1. what is the dependent variable?
2. what is the independent variable?
3. what was the average thickness of annual rings for 40 - year - old trees in forest a?
4. what is it called when you make predictions within given data, such as made in question #3?
5. what was the mean thickness of annual rings for all trees found in forest b?
6. based on the data shown, what can be concluded about the comparative health of forest a & b?
7. what type of relationship (constant, direct, or indirect) exists between the age of trees and the average thickness of the trees rings? explain.

use pencil to make graph!

Explanation:

Step1: Identify dependent variable

The variable that depends on another. Here, average thickness of annual rings depends on tree - age. So, it is the dependent variable.

Step2: Identify independent variable

The variable that is manipulated or changed. Tree - age is being changed to observe the thickness of annual rings, so age of trees is the independent variable.
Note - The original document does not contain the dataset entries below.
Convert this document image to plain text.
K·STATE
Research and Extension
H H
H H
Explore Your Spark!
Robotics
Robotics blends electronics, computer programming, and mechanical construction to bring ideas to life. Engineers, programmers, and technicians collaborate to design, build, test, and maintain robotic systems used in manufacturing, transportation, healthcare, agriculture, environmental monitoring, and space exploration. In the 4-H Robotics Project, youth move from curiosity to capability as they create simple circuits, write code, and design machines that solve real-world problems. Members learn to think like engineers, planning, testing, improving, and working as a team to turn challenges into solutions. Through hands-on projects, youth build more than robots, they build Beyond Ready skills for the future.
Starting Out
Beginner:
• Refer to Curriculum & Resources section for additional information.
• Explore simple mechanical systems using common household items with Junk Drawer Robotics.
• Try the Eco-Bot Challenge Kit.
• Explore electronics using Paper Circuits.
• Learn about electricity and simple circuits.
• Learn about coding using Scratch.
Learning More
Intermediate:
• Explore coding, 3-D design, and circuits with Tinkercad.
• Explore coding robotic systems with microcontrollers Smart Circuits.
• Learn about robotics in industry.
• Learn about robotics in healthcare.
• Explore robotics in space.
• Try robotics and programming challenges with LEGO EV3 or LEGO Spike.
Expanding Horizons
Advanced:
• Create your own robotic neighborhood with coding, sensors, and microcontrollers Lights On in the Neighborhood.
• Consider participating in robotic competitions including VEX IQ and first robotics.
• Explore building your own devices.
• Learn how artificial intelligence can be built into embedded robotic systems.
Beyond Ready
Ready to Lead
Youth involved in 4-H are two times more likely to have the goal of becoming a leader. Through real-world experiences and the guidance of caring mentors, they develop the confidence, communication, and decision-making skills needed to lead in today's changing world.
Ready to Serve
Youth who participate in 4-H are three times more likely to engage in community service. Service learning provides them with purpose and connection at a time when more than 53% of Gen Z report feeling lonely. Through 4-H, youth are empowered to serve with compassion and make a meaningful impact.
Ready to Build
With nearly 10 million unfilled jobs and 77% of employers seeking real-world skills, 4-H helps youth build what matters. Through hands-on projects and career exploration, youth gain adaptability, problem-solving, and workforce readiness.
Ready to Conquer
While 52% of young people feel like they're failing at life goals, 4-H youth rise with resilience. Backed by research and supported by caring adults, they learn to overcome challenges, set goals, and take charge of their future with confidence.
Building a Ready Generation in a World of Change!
Step3: Interpolation for 40 - year - old trees in Forest A

Since the data for 40 - year - old trees in Forest A is not given, we can interpolate between 35 and 50 - year - old trees. The thickness for 35 - year - old trees is 41 mm and for 50 - year - old trees is 46 mm. The difference in age is $50 - 35=15$ years and the difference in thickness is $46 - 41 = 5$ mm. For a 5 - year increase from 35 years (to 40 years), the increase in thickness is $\frac{5}{15}\times5=\frac{5}{3}\approx1.67$ mm. So the thickness for 40 - year - old trees is $41+\frac{5}{3}\approx42.67$ mm.

Step4: Define interpolation

Making predictions within given data is called interpolation.

Step5: Calculate mean thickness for Forest B

Sum of thickness values for Forest B: $24 + 28+35 + 38+45+51=221$ mm. There are 6 data - points. Mean thickness $=\frac{221}{6}\approx36.83$ mm.

Step6: Analyze forest health

In general, the average thickness of annual rings in Forest B seems to be higher than in Forest A for the same age groups, indicating that on average, trees in Forest B may be healthier.

Step7: Determine relationship

As the age of trees increases, the average thickness of the tree's rings also increases. So, there is a direct relationship.

Answer:

1. Average thickness of annual rings
2. Age of trees
3. Approximately 42.67 mm
4. Interpolation
5. Approximately 36.83 mm
6. Trees in Forest B may be healthier on average as their annual - ring thickness is generally higher for the same age groups.
7. Direct relationship. As the age of trees increases, the average thickness of the tree's rings increases.